Of the 376 tagSNPs for the nuclear-encoded genes, 104 had at least 1 of 11 tests had unadjusted P < 0.05. Recognizing that these findings are most likely due to chance (marginal P values along with large number of statistical tests and modest sample size), we nevertheless further explored the significance of these findings by examining the data available through the CGEMS project. For these 104 tagSNPs, we identified 39 identical, 30 equivalent (based on linkage disequilibrium, r2 = 1) and 32 associated (1 > r2 ≥ 0.7) SNPs in the CGEMS phase I database (3 tagSNPs had no corresponding CGEMS linkage disequilibrium SNP). Among these 104 SNPs, 7 CGEMS SNPs had an incidence density adjusted score test P < 0.05. These seven CGEMS SNPs are located within five genes, four involved in the mitochondrial respiratory chain (NDUFS2, COX7A2, NDUFB9, and NDUFA9) and one in the mitochondria-related cancer pathway (MTRR). The three genes, NDUFS2, NDUFB9, and NDUFA9, encode components of mitochondrial complex I. NDUFB9 and NDUFA9 have NADH dehydrogenase and oxidoreductase activities. COX7A2 is a subunit of cytochrome C oxidase, the terminal component of the mitochondrial respiratory chain that catalyzes the electron transfer from reduced cytochrome C to oxygen. The gene MTRR encodes a protein that regenerates a functional methionine synthase via reductive methylation. Because methionine is an essential amino acid required for protein synthesis and one carbon metabolism, polymorphisms in the gene have shown an association with various diseases, including cancer (37-42). However, the seven CGEMS SNPs in the five genes are not located in coding regions or any other regulatory regions. Their functional consequences are not clear. In addition, the five of these seven SNPs that were evaluated in the CGEMS phase II replication study did not have P < 0.05.

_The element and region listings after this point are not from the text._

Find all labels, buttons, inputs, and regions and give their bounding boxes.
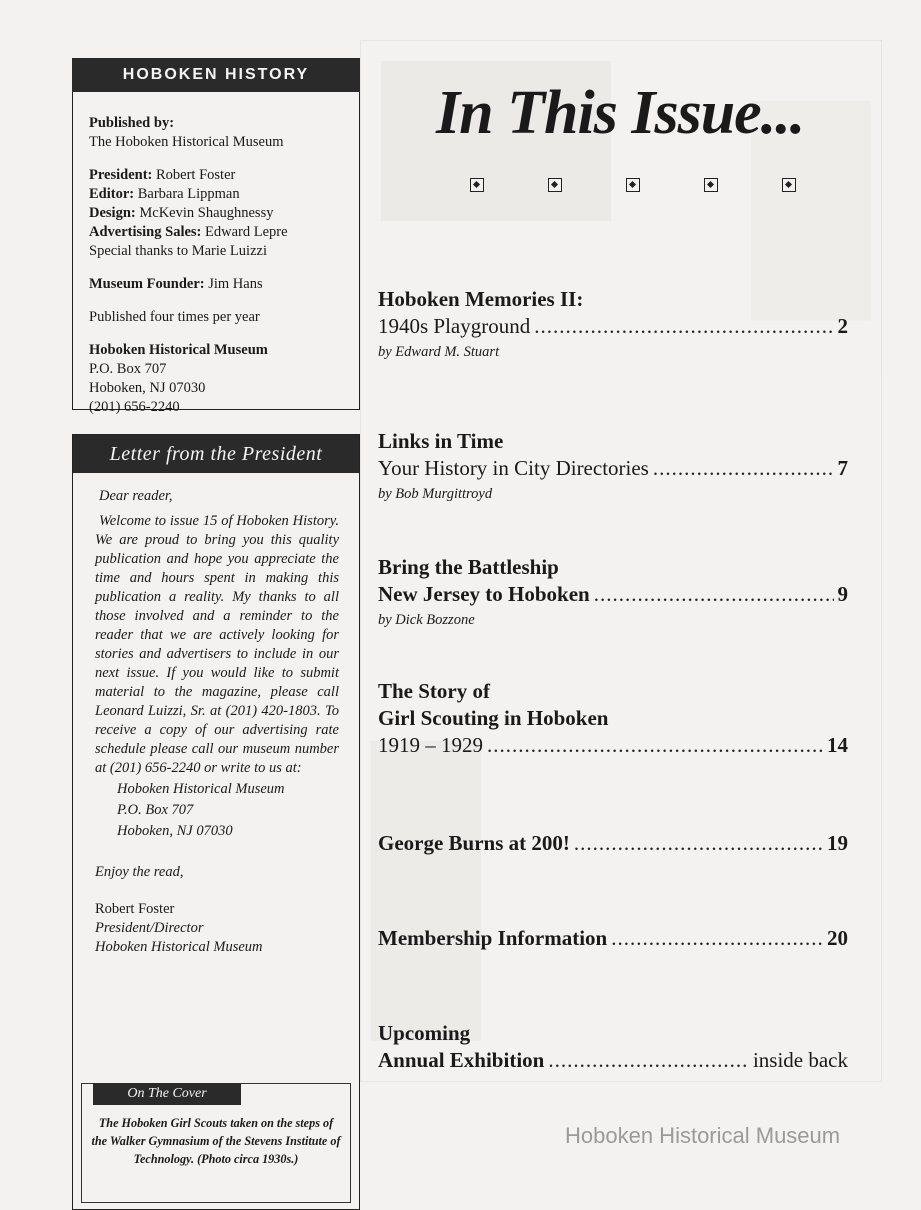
publisher: The Hoboken Historical Museum [89, 134, 284, 150]
toc-entry-heading: Links in Time [378, 429, 504, 453]
toc-entry-row [378, 830, 848, 857]
letter-paragraph: Welcome to issue 15 of Hoboken History. We are proud to bring you this quality publication and hope you appreciate the time and hours spent in making this publication a reality. My thanks to all those involved and a reminder to the reader that we are actively looking for stories and advertisers to include in our next issue. If you would like to submit material to the magazine, please call Leonard Luizzi, Sr. at (201) 420-1803. To receive a copy of our advertising rate schedule please call our museum number at (201) 656-2240 or write to us at: [95, 513, 339, 776]
toc-entry-title: Your History in City Directories [378, 456, 649, 480]
dot-leader [594, 581, 834, 608]
diamond-ornament-icon [704, 178, 718, 192]
diamond-ornament-icon [548, 178, 562, 192]
cover-box [81, 1083, 351, 1203]
toc-title: In This Issue... [436, 79, 805, 147]
sidebar [72, 58, 360, 1166]
toc-entry-heading: The Story of [378, 679, 490, 703]
letter-signer-title: President/Director [95, 920, 204, 936]
letter-signer: Robert Foster [95, 901, 175, 917]
letter-signer-org: Hoboken Historical Museum [95, 939, 263, 955]
diamond-ornament-icon [470, 178, 484, 192]
masthead: HOBOKEN HISTORY [72, 58, 360, 92]
design-label: Design: [89, 205, 136, 221]
letter-closing: Enjoy the read, [95, 864, 184, 880]
toc-entry-title: 1919 – 1929 [378, 733, 483, 757]
editor-label: Editor: [89, 186, 135, 202]
cover-heading: On The Cover [93, 1083, 241, 1105]
decorative-dots [470, 178, 800, 196]
toc-entry-title: New Jersey to Hoboken [378, 582, 590, 606]
toc-entry-row [378, 1047, 848, 1074]
toc-entry-page: inside back [752, 1048, 848, 1072]
toc-entry-page: 20 [827, 926, 848, 950]
dot-leader [653, 455, 834, 482]
diamond-ornament-icon [782, 178, 796, 192]
founder-label: Museum Founder: [89, 276, 205, 292]
watermark: Hoboken Historical Museum [565, 1123, 841, 1148]
museum-phone: (201) 656-2240 [89, 399, 180, 415]
toc-entry[interactable] [378, 678, 848, 759]
faint-image-block [371, 741, 481, 1041]
toc-entry-row [378, 925, 848, 952]
toc-entry[interactable] [378, 1020, 848, 1074]
letter-salutation: Dear reader, [99, 488, 173, 504]
published-by-label: Published by: [89, 115, 175, 131]
toc-entry-page: 9 [837, 582, 848, 606]
toc-entry-page: 14 [827, 733, 848, 757]
toc-entry-author: by Edward M. Stuart [378, 344, 500, 360]
toc-entry[interactable] [378, 428, 848, 504]
letter-address-line: Hoboken Historical Museum [117, 781, 285, 797]
toc-entry-title: 1940s Playground [378, 314, 531, 338]
toc-entry-heading: Girl Scouting in Hoboken [378, 706, 609, 730]
museum-name: Hoboken Historical Museum [89, 342, 268, 358]
toc-entry[interactable] [378, 554, 848, 630]
toc-entry-title: Annual Exhibition [378, 1048, 545, 1072]
design-name: McKevin Shaughnessy [139, 205, 274, 221]
letter-box [72, 434, 360, 1210]
advertising-label: Advertising Sales: [89, 224, 202, 240]
toc-entry[interactable] [378, 286, 848, 362]
toc-entry-heading: Hoboken Memories II: [378, 287, 584, 311]
cover-caption: The Hoboken Girl Scouts taken on the steps of the Walker Gymnasium of the Stevens Institute of Technology. (Photo circa 1930s.) [91, 1116, 341, 1166]
editor-name: Barbara Lippman [137, 186, 240, 202]
toc-entry-title: George Burns at 200! [378, 831, 570, 855]
toc-entry-heading: Bring the Battleship [378, 555, 559, 579]
museum-city: Hoboken, NJ 07030 [89, 380, 206, 396]
letter-body [73, 473, 359, 957]
dot-leader [487, 732, 823, 759]
letter-address-line: Hoboken, NJ 07030 [117, 823, 233, 839]
toc-entry[interactable] [378, 925, 848, 952]
dot-leader [574, 830, 823, 857]
toc-entry-row [378, 581, 848, 608]
toc-entry-row [378, 455, 848, 482]
special-thanks: Special thanks to Marie Luizzi [89, 243, 267, 259]
letter-heading: Letter from the President [73, 435, 359, 473]
museum-box: P.O. Box 707 [89, 361, 167, 377]
toc-entry-author: by Dick Bozzone [378, 612, 475, 628]
dot-leader [611, 925, 823, 952]
publication-frequency: Published four times per year [89, 309, 260, 325]
toc-entry-page: 19 [827, 831, 848, 855]
diamond-ornament-icon [626, 178, 640, 192]
toc-entry-page: 2 [837, 314, 848, 338]
dot-leader [534, 313, 833, 340]
dot-leader [548, 1047, 749, 1074]
toc-entry-row [378, 313, 848, 340]
advertising-name: Edward Lepre [205, 224, 288, 240]
toc-entry-page: 7 [837, 456, 848, 480]
toc-entry-title: Membership Information [378, 926, 608, 950]
founder-name: Jim Hans [208, 276, 263, 292]
toc-entry[interactable] [378, 830, 848, 857]
letter-address-line: P.O. Box 707 [117, 802, 194, 818]
toc-entry-row [378, 732, 848, 759]
toc-entry-author: by Bob Murgittroyd [378, 486, 493, 502]
president-name: Robert Foster [156, 167, 236, 183]
president-label: President: [89, 167, 153, 183]
toc-entry-heading: Upcoming [378, 1021, 471, 1045]
staff-box [72, 92, 360, 415]
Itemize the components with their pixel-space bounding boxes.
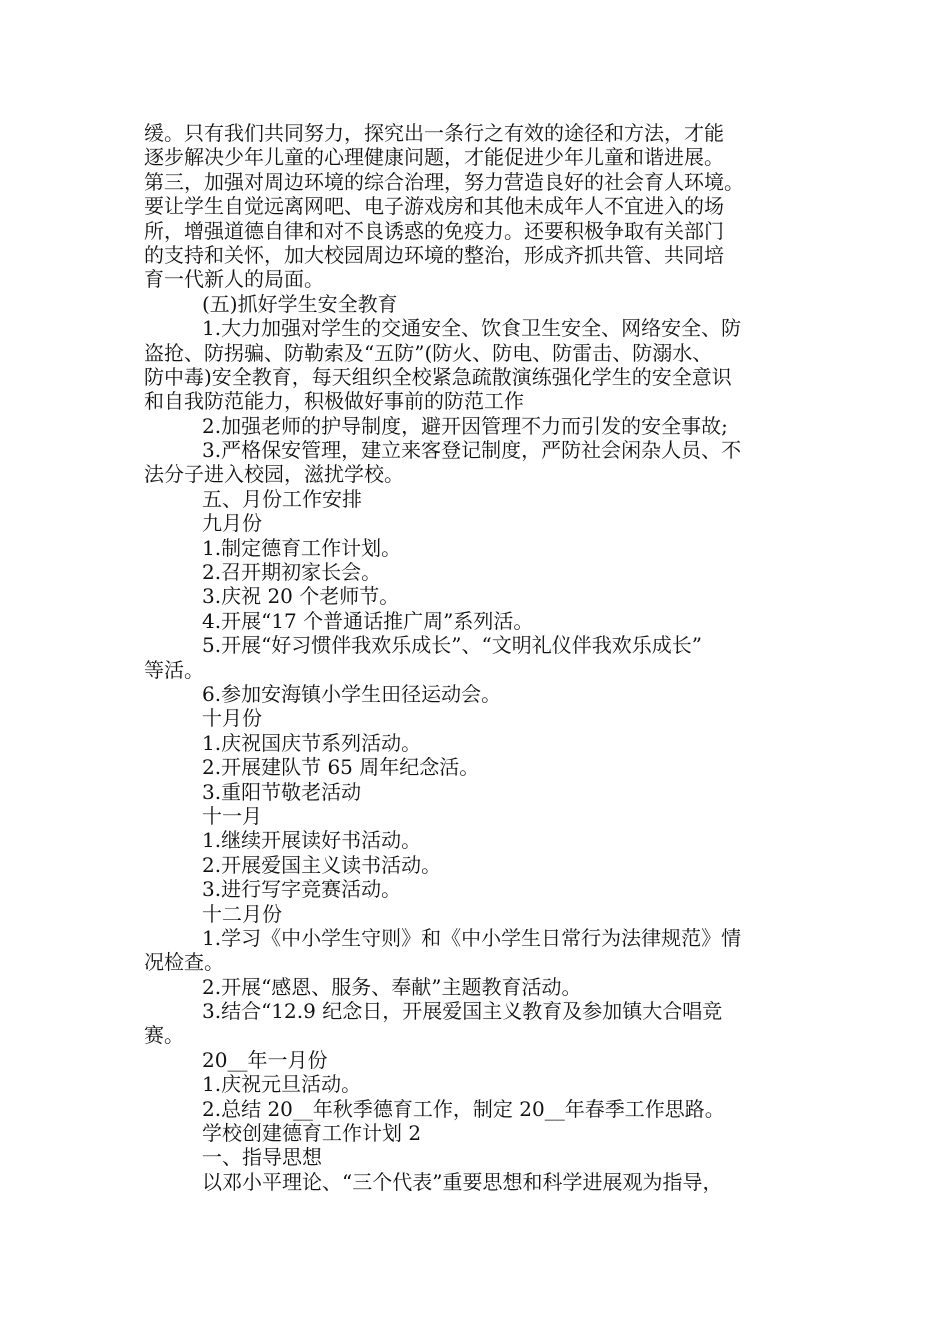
text-line: 2.开展建队节 65 周年纪念活。: [202, 755, 480, 780]
text-line: 2.召开期初家长会。: [202, 560, 382, 585]
text-line: 十月份: [202, 706, 262, 731]
text-line: 九月份: [202, 511, 262, 536]
document-body: [144, 121, 814, 1194]
text-line: 学校创建德育工作计划 2: [202, 1121, 422, 1146]
text-line: 1.庆祝国庆节系列活动。: [202, 730, 422, 755]
text-line: 缓。只有我们共同努力，探究出一条行之有效的途径和方法，才能: [144, 121, 724, 145]
text-line: 1.制定德育工作计划。: [202, 535, 402, 560]
text-line: 况检查。: [144, 950, 224, 975]
text-line: 3.严格保安管理，建立来客登记制度，严防社会闲杂人员、不: [202, 438, 742, 463]
text-line: 一、指导思想: [202, 1145, 322, 1170]
text-line: (五)抓好学生安全教育: [202, 291, 398, 316]
text-line: 逐步解决少年儿童的心理健康问题，才能促进少年儿童和谐进展。: [144, 145, 724, 170]
text-line: 3.重阳节敬老活动: [202, 779, 362, 804]
text-line: 和自我防范能力，积极做好事前的防范工作: [144, 389, 524, 414]
text-line: 20__年一月份: [202, 1047, 328, 1072]
text-line: 5.开展“好习惯伴我欢乐成长”、“文明礼仪伴我欢乐成长”: [202, 633, 702, 658]
text-line: 4.开展“17 个普通话推广周”系列活。: [202, 608, 534, 633]
text-line: 3.庆祝 20 个老师节。: [202, 584, 400, 609]
text-line: 十一月: [202, 803, 262, 828]
text-line: 第三，加强对周边环境的综合治理，努力营造良好的社会育人环境。: [144, 169, 744, 194]
text-line: 2.加强老师的护导制度，避开因管理不力而引发的安全事故;: [202, 413, 728, 438]
text-line: 要让学生自觉远离网吧、电子游戏房和其他未成年人不宜进入的场: [144, 194, 724, 219]
text-line: 等活。: [144, 657, 204, 682]
text-line: 盗抢、防拐骗、防勒索及“五防”(防火、防电、防雷击、防溺水、: [144, 340, 713, 365]
text-line: 1.学习《中小学生守则》和《中小学生日常行为法律规范》情: [202, 925, 742, 950]
text-line: 6.参加安海镇小学生田径运动会。: [202, 681, 502, 706]
text-line: 3.结合“12.9 纪念日，开展爱国主义教育及参加镇大合唱竞: [202, 999, 723, 1024]
text-line: 所，增强道德自律和对不良诱惑的免疫力。还要积极争取有关部门: [144, 218, 724, 243]
text-line: 五、月份工作安排: [202, 486, 362, 511]
text-line: 2.开展“感恩、服务、奉献”主题教育活动。: [202, 974, 582, 999]
text-line: 法分子进入校园，滋扰学校。: [144, 462, 404, 487]
text-line: 3.进行写字竞赛活动。: [202, 877, 402, 902]
text-line: 防中毒)安全教育，每天组织全校紧急疏散演练强化学生的安全意识: [144, 364, 732, 389]
text-line: 育一代新人的局面。: [144, 267, 324, 292]
text-line: 1.庆祝元旦活动。: [202, 1072, 362, 1097]
text-line: 1.继续开展读好书活动。: [202, 828, 422, 853]
text-line: 2.总结 20__年秋季德育工作，制定 20__年春季工作思路。: [202, 1096, 725, 1121]
text-line: 2.开展爱国主义读书活动。: [202, 852, 442, 877]
text-line: 十二月份: [202, 901, 282, 926]
text-line: 赛。: [144, 1023, 184, 1048]
text-line: 以邓小平理论、“三个代表”重要思想和科学进展观为指导，: [202, 1169, 723, 1194]
text-line: 1.大力加强对学生的交通安全、饮食卫生安全、网络安全、防: [202, 316, 742, 341]
text-line: 的支持和关怀，加大校园周边环境的整治，形成齐抓共管、共同培: [144, 242, 724, 267]
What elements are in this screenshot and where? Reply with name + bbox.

In summary, we did not find a significant role of mitochondrial SNPs in prostate cancer risk. For the 78 nuclear-encoded mitochondrial genes tested, none of the tagSNPs were significant after correcting for multiple comparisons and none of the findings were replicated using the CGEMS data set.
Disclosure of Potential Conflicts of Interest
No potential conflicts of interest were disclosed.
Grant support: USPHS, NIH (Prostate Specialized Programs of Research Excellence grant CA91956).
Note: Supplementary data for this article are available at Cancer Epidemiology, Biomarkers and Prevention Research Online (http://cebp.aacrjournals.org/).
Acknowledgments
The costs of publication of this article were defrayed in part by the payment of page charges. This article must therefore be hereby marked advertisement in accordance with 18 U.S.C. Section 1734 solely to indicate this fact.